Rutte rüttelt nur wenige wach
Niederlande: „Corona“ legt den Wahlkampf lahm / Geert Wilders freut sich über alte Stärke
Mina Buts

Rauchwurst ist die holländische Leibspeise, die schön kleingewürfelt in jedem Eintopf und in jeder dicken Suppe zu finden ist. Jetzt hat Unox, Hauptproduzent dieser speziellen Wurstart, angekündigt, nur noch halb soviel Fleisch in die Wurst zu packen. Das sei ein Beitrag zu Klimarettung, verbessere den ökologischen Fußabdruck und diene einer besseren Welt. Unox verspricht, daß sich aber am Geschmack der Würste nichts ändern wird. Nun hat die Rauchwurst zwar nichts mit dem niederländischen Wahlkampf zu tun, aber die Nachricht über ihre Neukomposition schlägt in der  Woche vor der Parlamentswahl ein. 

Selten war ein Wahlkampf so langweilig. Der Liberale Mark Rutte ist der alte Ministerpräsident und wird auch der neue werden. Nach der peinlichen „Kinderzuschlagsaffäre“, bei der Zigtausende Familien – wie sich später herausstellte aus Arroganz und Unfähigkeit der staatlichen Behörden – in den finanziellen Ruin getrieben wurden, war Rutte kurzzeitig zurückgetreten, um als „Saubermann“ in den Wahlkampf gehen zu können. 

Da das „Corona“-Regime aber beherzte Köpfe braucht, dauerte der Rücktritt vom Rücktritt nur einen Tag, auf das Kabinett Rutte III wird direkt nach der Wahl Rutte IV folgen. Vielleicht gelingt es ihm sogar noch, Angela Merkel, die nur fünf Jahre länger im Amt ist, zu überholen. In den vergangenen Monaten wirkte er – genauso wie sie -– amtsmüde und uninspiriert. „Corona“ bekommt auch er nicht in den Griff. 

Verwüstungsorgien sind Vergangenheit

Die Staatsschulden der sparsamen Niederländer explodieren, sie sehen sich mit einem coronabedingten Extra-Schuldenberg von über 74 Milliarden Euro konfrontiert, von dem sie jetzt schon sagen, daß sie ihn niemals werden abtragen können.

Die Niederlande wirken im Moment vor allem lethargisch. Die beeindruckenden Bilder von den abendlichen Verwüstungsorgien, die es in etlichen Städten wegen der nächtlichen Ausgangssperre gab, sind verflossen. Auf die erfolgreiche Klage gegen diese krasse Freiheitsbeschränkung reagierte das Parlament schon am nächsten Tag mit einer Notverordnung.
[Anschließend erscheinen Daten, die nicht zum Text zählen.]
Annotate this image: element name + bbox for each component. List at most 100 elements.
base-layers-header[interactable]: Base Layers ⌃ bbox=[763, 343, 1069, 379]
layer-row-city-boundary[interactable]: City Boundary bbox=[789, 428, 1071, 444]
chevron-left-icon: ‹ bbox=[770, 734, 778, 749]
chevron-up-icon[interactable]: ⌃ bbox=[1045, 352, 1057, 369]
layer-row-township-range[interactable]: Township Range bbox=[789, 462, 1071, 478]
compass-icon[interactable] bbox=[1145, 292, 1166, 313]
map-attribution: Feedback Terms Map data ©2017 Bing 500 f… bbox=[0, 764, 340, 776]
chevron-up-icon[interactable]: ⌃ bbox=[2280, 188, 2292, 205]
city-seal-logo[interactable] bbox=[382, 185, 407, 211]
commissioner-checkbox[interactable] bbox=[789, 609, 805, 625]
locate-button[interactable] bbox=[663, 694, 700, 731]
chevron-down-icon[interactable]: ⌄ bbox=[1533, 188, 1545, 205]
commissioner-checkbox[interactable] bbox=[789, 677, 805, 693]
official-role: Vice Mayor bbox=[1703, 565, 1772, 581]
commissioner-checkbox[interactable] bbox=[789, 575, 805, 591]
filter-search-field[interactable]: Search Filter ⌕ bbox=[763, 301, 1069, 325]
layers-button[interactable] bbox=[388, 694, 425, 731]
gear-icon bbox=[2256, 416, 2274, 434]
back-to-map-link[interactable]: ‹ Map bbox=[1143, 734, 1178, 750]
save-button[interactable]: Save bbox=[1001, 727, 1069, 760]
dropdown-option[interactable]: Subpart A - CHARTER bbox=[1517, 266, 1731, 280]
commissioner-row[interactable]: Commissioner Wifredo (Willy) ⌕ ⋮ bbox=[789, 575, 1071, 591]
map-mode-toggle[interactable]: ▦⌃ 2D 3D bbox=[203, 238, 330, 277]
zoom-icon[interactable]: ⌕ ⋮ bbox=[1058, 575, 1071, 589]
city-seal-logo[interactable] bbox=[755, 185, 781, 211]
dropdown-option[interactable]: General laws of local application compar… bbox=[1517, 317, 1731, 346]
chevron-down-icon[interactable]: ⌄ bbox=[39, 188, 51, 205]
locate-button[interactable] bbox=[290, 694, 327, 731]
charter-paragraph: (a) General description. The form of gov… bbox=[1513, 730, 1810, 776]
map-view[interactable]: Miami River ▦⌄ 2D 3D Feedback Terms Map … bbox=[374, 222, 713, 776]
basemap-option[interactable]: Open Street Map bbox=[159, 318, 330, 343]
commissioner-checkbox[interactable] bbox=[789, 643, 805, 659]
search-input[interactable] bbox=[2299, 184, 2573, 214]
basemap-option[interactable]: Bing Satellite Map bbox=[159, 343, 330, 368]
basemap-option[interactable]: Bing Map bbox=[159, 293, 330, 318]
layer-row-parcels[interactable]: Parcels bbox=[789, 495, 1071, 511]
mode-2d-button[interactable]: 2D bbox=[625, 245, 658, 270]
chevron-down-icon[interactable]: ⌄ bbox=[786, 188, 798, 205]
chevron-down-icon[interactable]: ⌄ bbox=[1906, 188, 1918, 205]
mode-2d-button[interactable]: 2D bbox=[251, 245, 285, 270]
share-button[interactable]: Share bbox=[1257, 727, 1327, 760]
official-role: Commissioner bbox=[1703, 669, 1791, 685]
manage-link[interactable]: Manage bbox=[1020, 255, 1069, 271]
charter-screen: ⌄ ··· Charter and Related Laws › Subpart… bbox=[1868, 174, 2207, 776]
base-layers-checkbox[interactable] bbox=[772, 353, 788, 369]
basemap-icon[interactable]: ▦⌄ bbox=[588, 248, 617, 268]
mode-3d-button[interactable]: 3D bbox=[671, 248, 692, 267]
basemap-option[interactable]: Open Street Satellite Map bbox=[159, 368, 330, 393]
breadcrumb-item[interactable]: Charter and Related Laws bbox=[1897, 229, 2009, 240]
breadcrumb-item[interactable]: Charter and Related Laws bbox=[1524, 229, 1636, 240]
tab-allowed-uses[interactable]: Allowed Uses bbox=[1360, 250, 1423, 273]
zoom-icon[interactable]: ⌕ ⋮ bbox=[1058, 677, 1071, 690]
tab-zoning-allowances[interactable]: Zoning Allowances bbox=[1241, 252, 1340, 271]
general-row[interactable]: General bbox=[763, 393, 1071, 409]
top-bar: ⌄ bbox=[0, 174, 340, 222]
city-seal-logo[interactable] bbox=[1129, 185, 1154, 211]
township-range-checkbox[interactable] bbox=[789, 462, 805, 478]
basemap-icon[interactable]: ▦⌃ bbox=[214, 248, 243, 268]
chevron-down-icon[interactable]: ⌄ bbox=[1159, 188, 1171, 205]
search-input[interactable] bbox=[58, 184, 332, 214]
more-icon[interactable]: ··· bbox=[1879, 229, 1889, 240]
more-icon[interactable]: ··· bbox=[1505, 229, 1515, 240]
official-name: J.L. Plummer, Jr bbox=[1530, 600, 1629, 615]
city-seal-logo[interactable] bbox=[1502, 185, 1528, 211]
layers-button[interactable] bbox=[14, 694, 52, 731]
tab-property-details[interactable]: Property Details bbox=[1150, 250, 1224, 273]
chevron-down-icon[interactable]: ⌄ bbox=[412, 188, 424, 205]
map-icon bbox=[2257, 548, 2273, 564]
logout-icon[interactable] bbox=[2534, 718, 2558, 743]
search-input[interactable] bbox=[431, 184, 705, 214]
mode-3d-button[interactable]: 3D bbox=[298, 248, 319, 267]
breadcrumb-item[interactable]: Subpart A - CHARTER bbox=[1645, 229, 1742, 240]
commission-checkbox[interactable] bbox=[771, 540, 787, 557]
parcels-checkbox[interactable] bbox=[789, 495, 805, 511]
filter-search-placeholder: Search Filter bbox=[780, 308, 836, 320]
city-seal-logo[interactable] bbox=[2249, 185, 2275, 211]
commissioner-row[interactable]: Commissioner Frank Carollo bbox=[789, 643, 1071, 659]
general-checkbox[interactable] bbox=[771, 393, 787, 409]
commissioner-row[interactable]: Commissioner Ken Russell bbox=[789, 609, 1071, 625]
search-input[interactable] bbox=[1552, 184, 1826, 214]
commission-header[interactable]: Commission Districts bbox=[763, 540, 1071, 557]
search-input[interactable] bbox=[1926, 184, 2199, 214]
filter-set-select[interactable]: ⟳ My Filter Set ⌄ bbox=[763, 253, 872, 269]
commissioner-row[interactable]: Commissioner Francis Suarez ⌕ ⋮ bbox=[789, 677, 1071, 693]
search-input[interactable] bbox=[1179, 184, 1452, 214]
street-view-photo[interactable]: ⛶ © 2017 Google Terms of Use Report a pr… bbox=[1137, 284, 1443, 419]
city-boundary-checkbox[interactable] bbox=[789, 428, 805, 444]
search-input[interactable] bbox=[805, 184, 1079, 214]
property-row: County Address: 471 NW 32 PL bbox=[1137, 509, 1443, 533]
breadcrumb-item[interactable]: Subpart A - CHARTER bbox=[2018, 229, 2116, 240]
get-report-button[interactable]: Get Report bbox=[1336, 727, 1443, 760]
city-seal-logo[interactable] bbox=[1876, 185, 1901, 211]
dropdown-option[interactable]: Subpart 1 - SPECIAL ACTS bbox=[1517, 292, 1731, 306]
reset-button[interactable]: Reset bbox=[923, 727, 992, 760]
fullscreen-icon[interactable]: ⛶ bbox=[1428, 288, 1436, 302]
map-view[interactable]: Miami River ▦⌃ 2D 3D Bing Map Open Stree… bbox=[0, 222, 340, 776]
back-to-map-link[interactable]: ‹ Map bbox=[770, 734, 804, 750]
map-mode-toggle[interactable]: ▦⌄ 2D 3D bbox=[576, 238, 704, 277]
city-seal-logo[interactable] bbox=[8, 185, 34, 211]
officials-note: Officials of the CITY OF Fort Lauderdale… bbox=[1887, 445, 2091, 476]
 Glücklich können sich im Moment nur jene Hundebesitzer schätzen, deren Hunde auch nach 21 Uhr noch mal rausmüssen. Erste Hunde-Ausleihen werden schon organisiert.

Im sonntäglichen Trott treffen sich  „Kaffeetrinker“ zur Demo in Amsterdam, jedesmal wird ein Dutzend von ihnen mit Ordnungsgeldern verwarnt. Die Schulschwimmbäder dürfen Mitte März wieder öffnen – als ob die jemand vermissen würde –, für alle anderen Einrichtungen, ob Gastronomie oder Geschäfte, sind Lockerungen auf Ende April verschoben worden. Wer aus einem mit „Code Orange“ bezeichneten Gebiet kommt, muß in Quarantäne; niemand kontrolliert und ehrlich gesagt weiß auch niemand, welches Gebiet gerade „Code Orange“ ist. 

Ein Wahlkampf findet nicht statt. Die PVV von Geert Wilders hat schon immer darauf verzichtet, auf sozialen Medien aufzutauchen, sie wird also nicht wirklich vermißt. Dennoch kann sich Wilders über einen Stimmenzuwachs freuen. Mit den prognostizierten 24 statt der vorherigen 20 Sitze wäre er die zweitstärkste Kraft der Niederlande. 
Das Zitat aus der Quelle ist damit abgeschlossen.